As I worked the soil yesterday, watching irises about to blossom, I thought about those on my SL friends list who are always online. Why do they bother when the day is perfect and the outdoors beckons?
Perhaps they bother for the same reason I make big plans this time of year: we have an illusion of control.
In the Mid-Atlantic states, we have a blissful period when our gardens are not our masters: late March to early June. Then humidity, rampant weeds, and increasingly unstable summer weather bring riot and chaos. Perhaps those who torture their land with herbicides and pesticides don't have these problems, but I don't hold with that practice...in fact, I consider it evil. Such short-sightedness is poisoning our water and reducing biodiversity.
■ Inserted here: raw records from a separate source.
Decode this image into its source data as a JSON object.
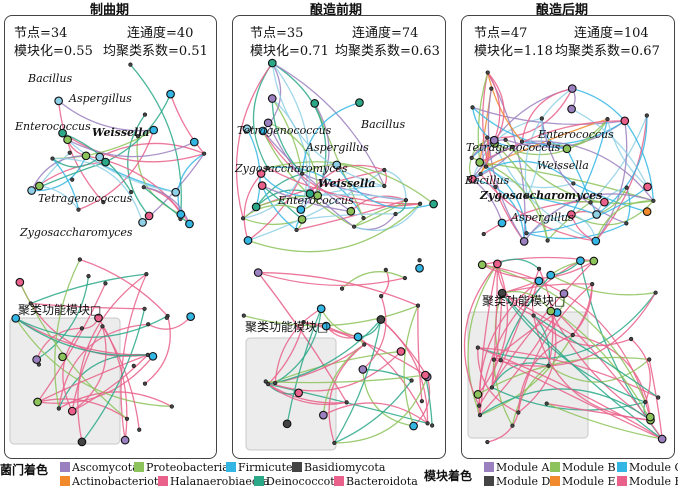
{
  "panels": [
    {
      "title": "制曲期",
      "nodes_label": "节点=34",
      "connectivity_label": "连通度=40",
      "modularity_label": "模块化=0.55",
      "clustering_label": "均聚类系数=0.51",
      "genera": [
        "Bacillus",
        "Aspergillus",
        "Enterococcus",
        "Weissella",
        "Tetragenococcus",
        "Zygosaccharomyces"
      ],
      "cluster_label": "聚类功能模块□"
    },
    {
      "title": "酿造前期",
      "nodes_label": "节点=35",
      "connectivity_label": "连通度=74",
      "modularity_label": "模块化=0.71",
      "clustering_label": "均聚类系数=0.63",
      "genera": [
        "Tetragenococcus",
        "Bacillus",
        "Aspergillus",
        "Zygosaccharomyces",
        "Weissella",
        "Enterococcus"
      ],
      "cluster_label": "聚类功能模块□"
    },
    {
      "title": "酿造后期",
      "nodes_label": "节点=47",
      "connectivity_label": "连通度=104",
      "modularity_label": "模块化=1.18",
      "clustering_label": "均聚类系数=0.67",
      "genera": [
        "Enterococcus",
        "Tetragenococcus",
        "Weissella",
        "Bacillus",
        "Zygosaccharomyces",
        "Aspergillus"
      ],
      "cluster_label": "聚类功能模块□"
    }
  ],
  "legend_phylum": {
    "title": "菌门着色",
    "items": [
      {
        "label": "Ascomycota",
        "color": "#9b80c0"
      },
      {
        "label": "Proteobacteria",
        "color": "#8cc35a"
      },
      {
        "label": "Firmicutes",
        "color": "#34b6e4"
      },
      {
        "label": "Basidiomycota",
        "color": "#444444"
      },
      {
        "label": "Actinobacteriota",
        "color": "#f08a2c"
      },
      {
        "label": "Halanaerobiaeota",
        "color": "#e9608a"
      },
      {
        "label": "Deinococcota",
        "color": "#2aa888"
      },
      {
        "label": "Bacteroidota",
        "color": "#e9608a"
      }
    ]
  },
  "legend_module": {
    "title": "模块着色",
    "items": [
      {
        "label": "Module A",
        "color": "#9b80c0"
      },
      {
        "label": "Module B",
        "color": "#8cc35a"
      },
      {
        "label": "Module C",
        "color": "#34b6e4"
      },
      {
        "label": "Module D",
        "color": "#444444"
      },
      {
        "label": "Module E",
        "color": "#f08a2c"
      },
      {
        "label": "Module F",
        "color": "#e9608a"
      }
    ]
  },
  "colors": {
    "purple": "#9b80c0",
    "green": "#8cc35a",
    "blue": "#34b6e4",
    "dark": "#444444",
    "orange": "#f08a2c",
    "pink": "#e9608a",
    "teal": "#2aa888",
    "lightblue": "#8fd0e6"
  }
}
For about eight weeks, however, all gardeners have this wonderful illusion that they can control the flux of nature's gifts and whims.
Yet every day in Second Life, as long as we pay tier and stay within our prim-limits and free of griefers, we appear to be in control. Things mostly remain where we left them. No dust appears on our virtual furniture. The sky can be set to the exact mood and lighting we wish. If we get tired of irksome people, we mute them.
Yet in the long run, are we really in control? What would we do after a sustained outage at Linden Lab? Or worse still, if the Lab shut its doors?
What would become of our perfect gardens then?